Historically, the first white man believed to have discovered the Caves was Frederick Selous, the famous European hunter, during his wanderings in 1887.
It was believed that prior to that the Caves were being used as a stronghold by an outlaw called Nyamakwere who murdered many victims by throwing them into the Silent Pool. The notorious Nyamakwere was eventually defeated and killed by a Headman called Chinhoyi who became a Mashona Chief, hence the name Chinhoyi given to the nearby town. Chief Chinhoyi and his followers used the Caves as a refuge from raiding tribes such as the Matebele. Until a few years ago the remains of Chief Chinhoyi’s grain bins could be seen in some of the underground passages.
The traditional name for the Caves is “Chirorodziva” which means the “Pool of the Fallen”. The name was derived from an incident which took place in the 1830s when the Angoni Tribe, who were moving northwards surprised people living near the Caves and flung them into the pool.
The Matobo Hills, Zimbabwe’s ancient landscape full of mystery and fascination is Zimbabwe’s largest World Heritage Site, in excess of 3,000 km2 and is the country’s only UNESCO Cultural Landscape Site.The Matobo Hills is over 3 billion years old, and has hosted mankind for the past 400,000 years. Within the historic area is found the greatest concentration of rock art to be found anywhere in the world – and this will feature in the Heritage Ride. The hills have been a retreat not just for the bushman, but for various Bantu tribes, culminating in the 1896 Uprising. The hills are a burial ground of Kings and Heroes, and a tapestry of forts and battlefields, through which we will pass. The Hills also posses the greatest variety of tree species south of the Zambezi, a diffusion of plant species, and a rich legacy of rare and unique plants. It also plays home to the greatest variety of birds of prey in the globe, the largest population of black eagle and the longest running bird study anywhere in the world.
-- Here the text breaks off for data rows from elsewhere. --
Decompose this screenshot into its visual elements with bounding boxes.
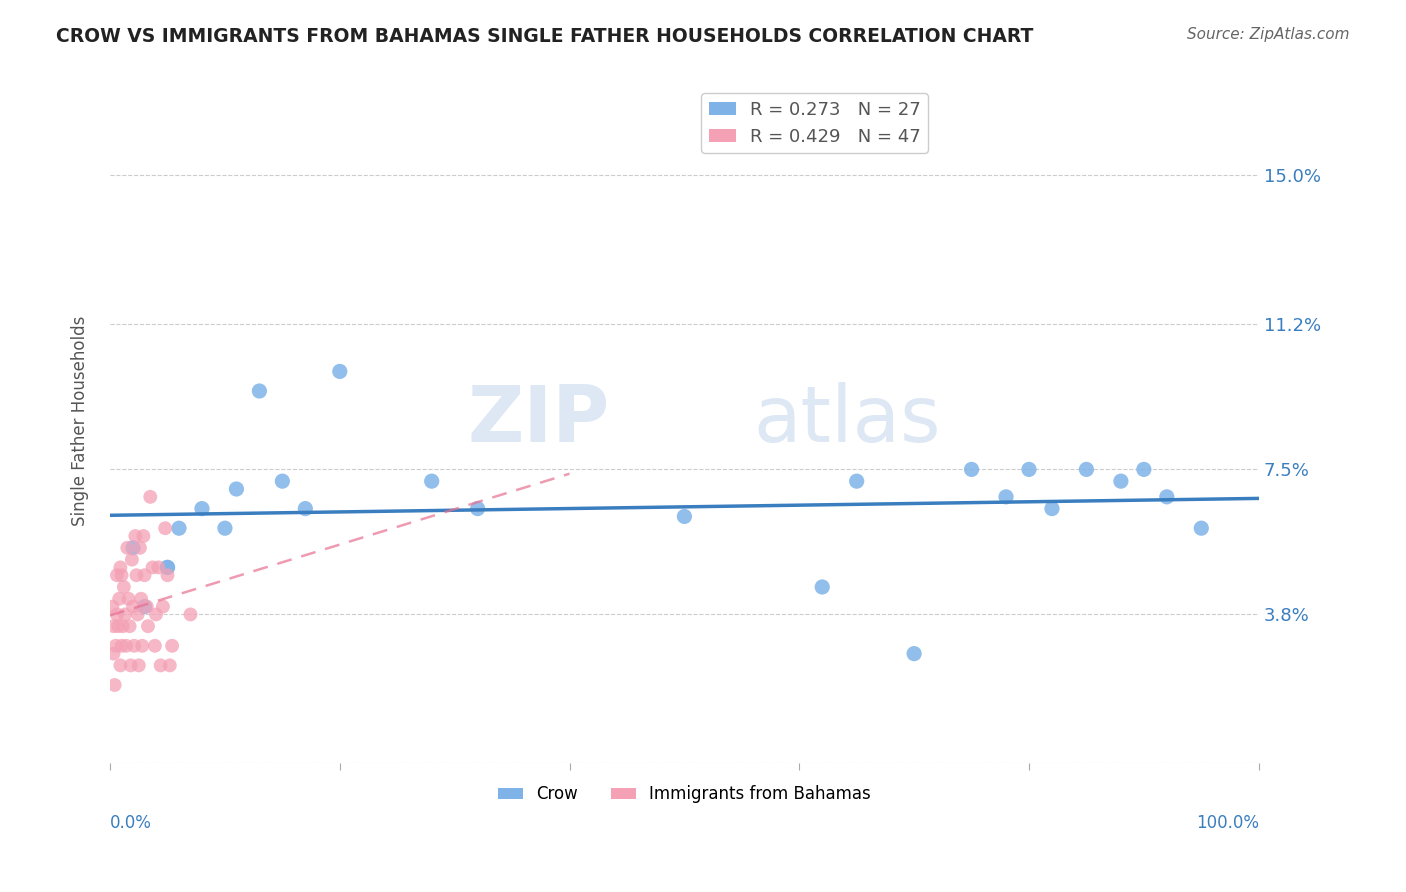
Point xyxy=(110,639,132,653)
Y-axis label: Single Father Households: Single Father Households xyxy=(72,315,89,525)
Point xyxy=(129,541,152,555)
Point xyxy=(247,384,270,398)
Point xyxy=(118,619,141,633)
Point xyxy=(673,509,696,524)
Point xyxy=(225,482,247,496)
Point xyxy=(107,619,129,633)
Text: atlas: atlas xyxy=(754,383,941,458)
Point xyxy=(121,552,143,566)
Point xyxy=(110,560,132,574)
Point xyxy=(127,607,149,622)
Point xyxy=(142,560,165,574)
Point xyxy=(110,658,132,673)
Point xyxy=(101,599,124,614)
Point xyxy=(111,619,134,633)
Point xyxy=(1109,474,1132,488)
Point xyxy=(122,639,145,653)
Point xyxy=(103,619,125,633)
Text: 100.0%: 100.0% xyxy=(1195,814,1258,832)
Point xyxy=(110,568,132,582)
Point xyxy=(125,568,148,582)
Point xyxy=(960,462,983,476)
Point xyxy=(420,474,443,488)
Text: ZIP: ZIP xyxy=(467,383,610,458)
Point xyxy=(143,639,166,653)
Point xyxy=(108,591,131,606)
Legend: Crow, Immigrants from Bahamas: Crow, Immigrants from Bahamas xyxy=(491,779,877,810)
Point xyxy=(152,599,174,614)
Point xyxy=(117,541,139,555)
Point xyxy=(114,607,136,622)
Point xyxy=(159,658,181,673)
Point xyxy=(148,560,170,574)
Point xyxy=(117,591,139,606)
Point xyxy=(1040,501,1063,516)
Point xyxy=(122,541,145,555)
Point xyxy=(120,658,142,673)
Point xyxy=(134,599,156,614)
Point xyxy=(214,521,236,535)
Text: Source: ZipAtlas.com: Source: ZipAtlas.com xyxy=(1187,27,1350,42)
Point xyxy=(105,568,128,582)
Point xyxy=(149,658,172,673)
Point xyxy=(115,639,138,653)
Point xyxy=(103,647,125,661)
Point xyxy=(156,568,179,582)
Point xyxy=(129,591,152,606)
Point xyxy=(179,607,201,622)
Point xyxy=(135,599,157,614)
Point xyxy=(329,364,352,378)
Point xyxy=(995,490,1018,504)
Point xyxy=(811,580,834,594)
Point xyxy=(112,580,135,594)
Point xyxy=(131,639,153,653)
Point xyxy=(156,560,179,574)
Point xyxy=(845,474,868,488)
Point xyxy=(122,599,145,614)
Point xyxy=(1156,490,1178,504)
Point xyxy=(124,529,146,543)
Point xyxy=(132,529,155,543)
Point xyxy=(271,474,294,488)
Point xyxy=(1189,521,1212,535)
Point xyxy=(104,678,127,692)
Point xyxy=(139,490,162,504)
Point xyxy=(155,521,177,535)
Text: CROW VS IMMIGRANTS FROM BAHAMAS SINGLE FATHER HOUSEHOLDS CORRELATION CHART: CROW VS IMMIGRANTS FROM BAHAMAS SINGLE F… xyxy=(56,27,1033,45)
Text: 0.0%: 0.0% xyxy=(110,814,152,832)
Point xyxy=(105,607,128,622)
Point xyxy=(160,639,183,653)
Point xyxy=(903,647,925,661)
Point xyxy=(1133,462,1156,476)
Point xyxy=(134,568,156,582)
Point xyxy=(104,639,127,653)
Point xyxy=(294,501,316,516)
Point xyxy=(1076,462,1098,476)
Point xyxy=(136,619,159,633)
Point xyxy=(191,501,214,516)
Point xyxy=(167,521,190,535)
Point xyxy=(156,560,179,574)
Point xyxy=(145,607,167,622)
Point xyxy=(467,501,489,516)
Point xyxy=(1018,462,1040,476)
Point xyxy=(128,658,150,673)
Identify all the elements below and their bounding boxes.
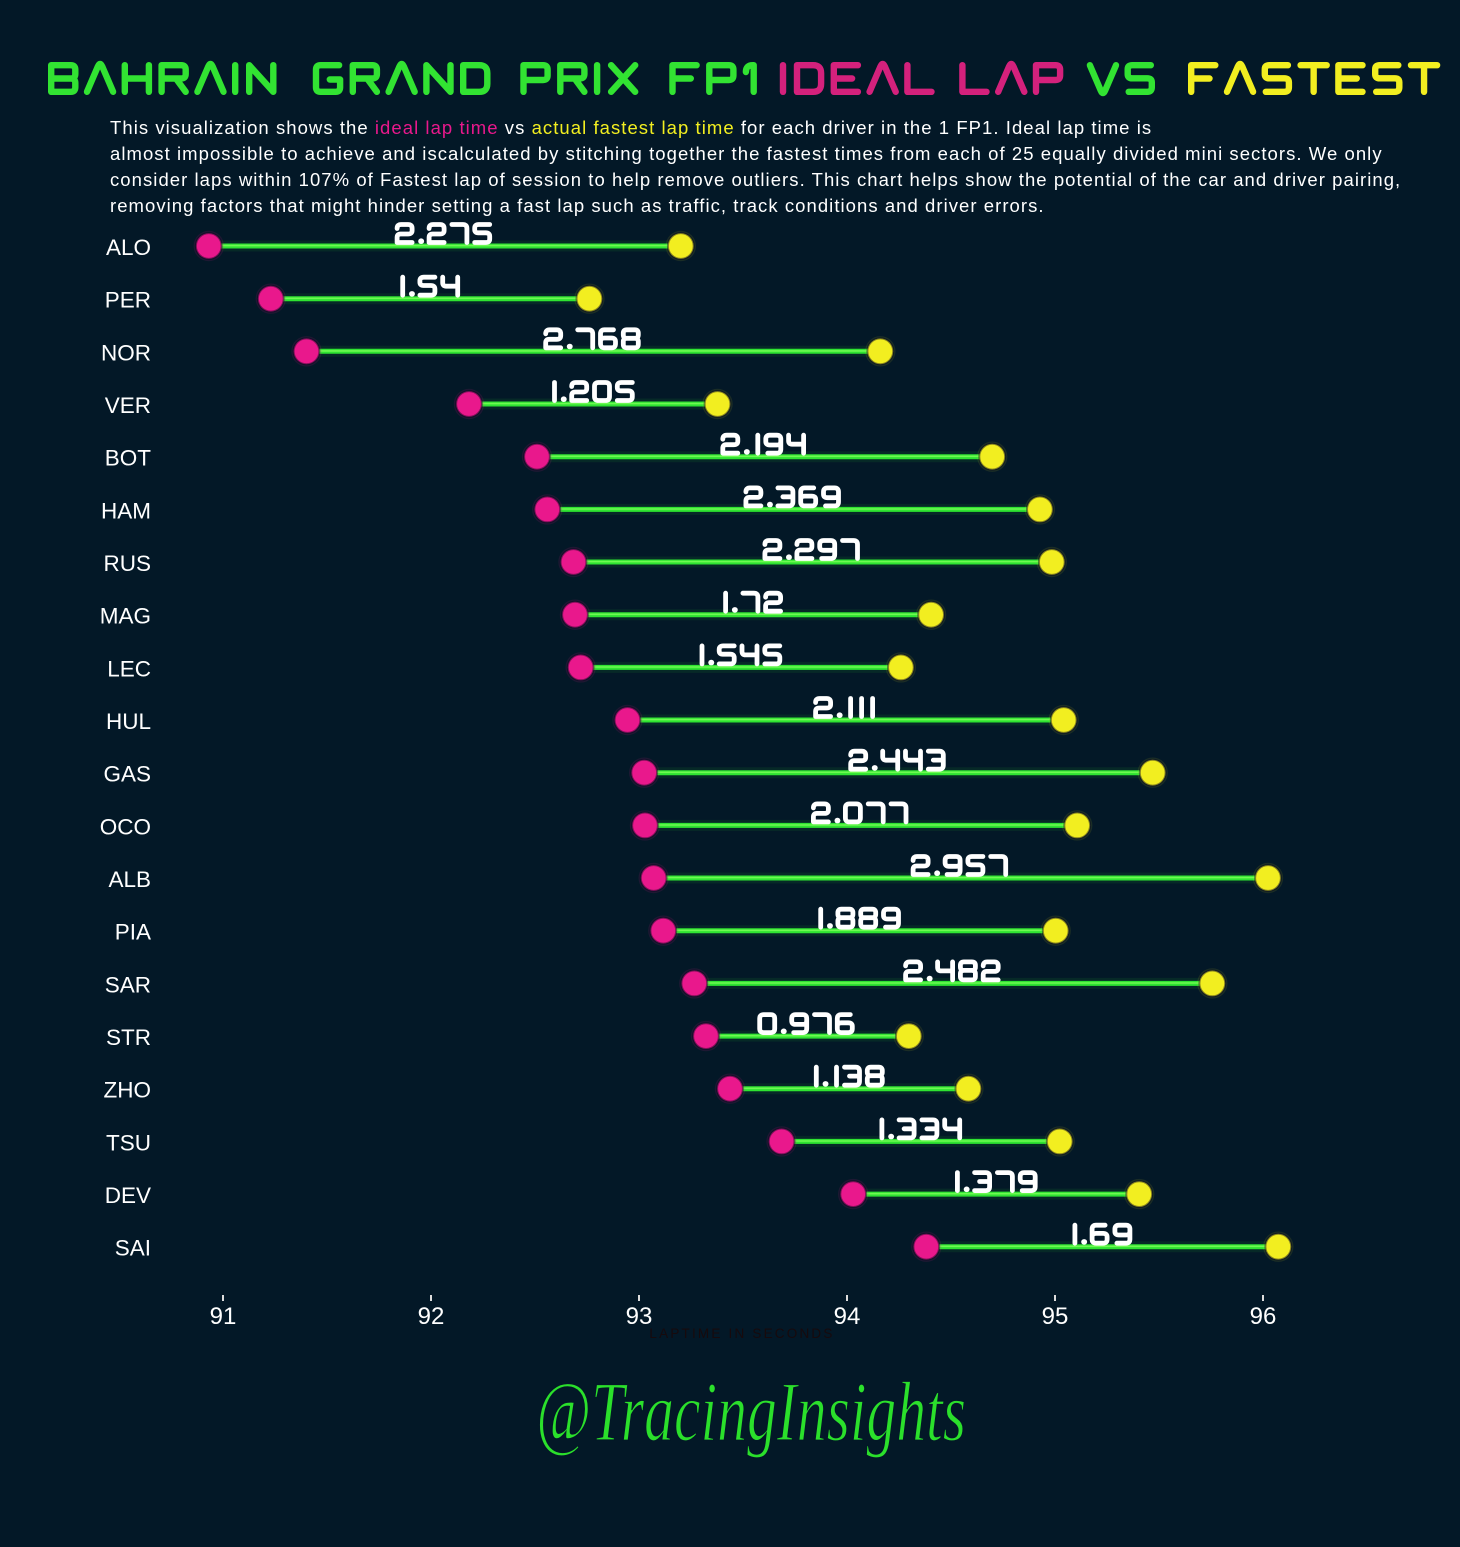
svg-text:LAPTIME IN SECONDS: LAPTIME IN SECONDS	[649, 1326, 834, 1341]
svg-text:HAM: HAM	[101, 498, 151, 523]
svg-text:RUS: RUS	[103, 551, 151, 576]
svg-text:SAR: SAR	[105, 972, 151, 997]
svg-text:almost impossible to achieve a: almost impossible to achieve and iscalcu…	[110, 143, 1383, 164]
svg-text:BOT: BOT	[105, 446, 152, 471]
svg-text:DEV: DEV	[105, 1183, 151, 1208]
svg-text:PIA: PIA	[115, 920, 151, 945]
svg-text:ALO: ALO	[106, 235, 151, 260]
svg-text:LEC: LEC	[107, 656, 151, 681]
svg-text:HUL: HUL	[106, 709, 151, 734]
svg-text:95: 95	[1042, 1303, 1069, 1330]
svg-text:ALB: ALB	[108, 867, 151, 892]
svg-text:consider laps within 107% of F: consider laps within 107% of Fastest lap…	[110, 169, 1401, 190]
svg-text:NOR: NOR	[101, 340, 151, 365]
svg-text:GAS: GAS	[103, 762, 151, 787]
svg-text:92: 92	[418, 1303, 445, 1330]
svg-text:93: 93	[626, 1303, 653, 1330]
svg-text:removing factors that might hi: removing factors that might hinder setti…	[110, 195, 1045, 216]
svg-text:MAG: MAG	[100, 604, 151, 629]
svg-text:SAI: SAI	[115, 1236, 151, 1261]
svg-text:@TracingInsights: @TracingInsights	[536, 1365, 966, 1459]
svg-text:STR: STR	[106, 1025, 151, 1050]
svg-text:TSU: TSU	[106, 1130, 151, 1155]
svg-text:ZHO: ZHO	[104, 1078, 152, 1103]
svg-text:This visualization shows the i: This visualization shows the ideal lap t…	[110, 117, 1152, 138]
svg-text:96: 96	[1250, 1303, 1277, 1330]
svg-text:PER: PER	[105, 288, 151, 313]
svg-text:94: 94	[834, 1303, 861, 1330]
svg-text:VER: VER	[105, 393, 151, 418]
svg-text:91: 91	[210, 1303, 237, 1330]
svg-text:OCO: OCO	[100, 814, 151, 839]
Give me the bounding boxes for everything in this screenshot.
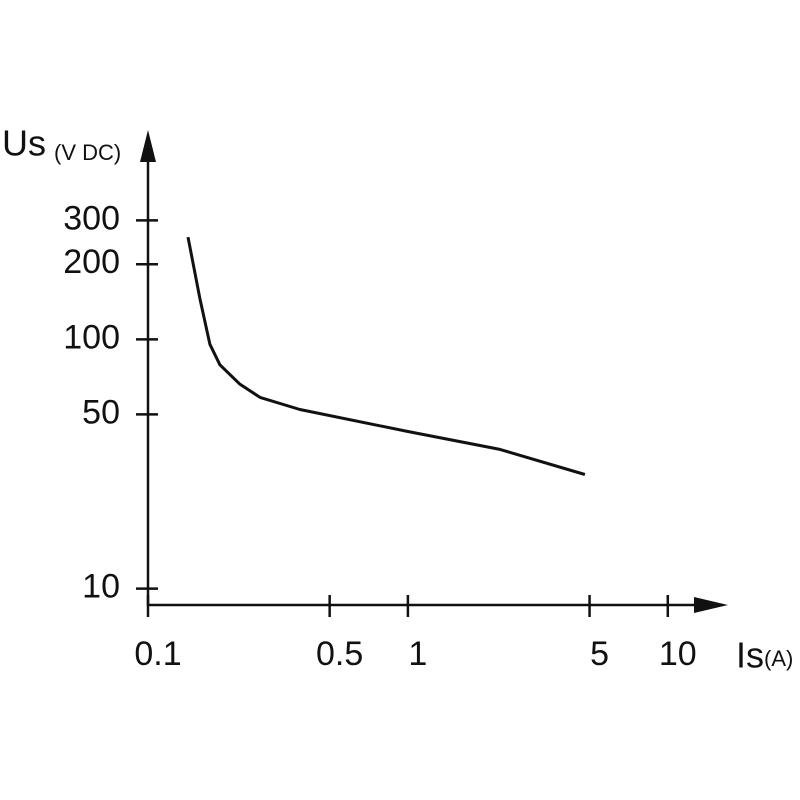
x-tick-label: 5	[590, 635, 609, 673]
x-tick-label: 1	[408, 635, 427, 673]
y-axis-label: Us	[2, 123, 46, 164]
y-tick-label: 50	[82, 393, 120, 431]
y-tick-label: 10	[82, 568, 120, 606]
data-line	[186, 236, 586, 476]
x-axis-arrow	[694, 597, 728, 613]
x-tick-label: 0.5	[316, 635, 363, 673]
y-tick-label: 300	[63, 199, 120, 237]
x-axis-unit: (A)	[764, 646, 793, 671]
x-tick-label: 0.1	[134, 635, 181, 673]
x-tick-label: 10	[659, 635, 697, 673]
y-axis-unit: (V DC)	[54, 140, 121, 165]
y-axis-arrow	[140, 130, 156, 162]
x-axis-label: Is	[736, 635, 764, 676]
y-tick-label: 200	[63, 243, 120, 281]
y-tick-label: 100	[63, 318, 120, 356]
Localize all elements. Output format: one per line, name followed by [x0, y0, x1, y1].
It is reputed to have the biggest leopard population to be found anywhere, and contains both black and white rhino. The largest black mambas are also found here – but we’ll do our best to avoid those! And of course at the bottom of the food chain is a huge population of dassie (rock hyrax) that sustains so much of the predator pyramid. The Rhodes Matopos National Park, or Matobo National Park, is one of the oldest in the country, with its origins in the will of CJ Rhodes who Left his Matopos estate to the benefit of the people of Bulawayo. Today we will take up that legacy and use the hills for three days of hard recreational activity as we cycle through this special place.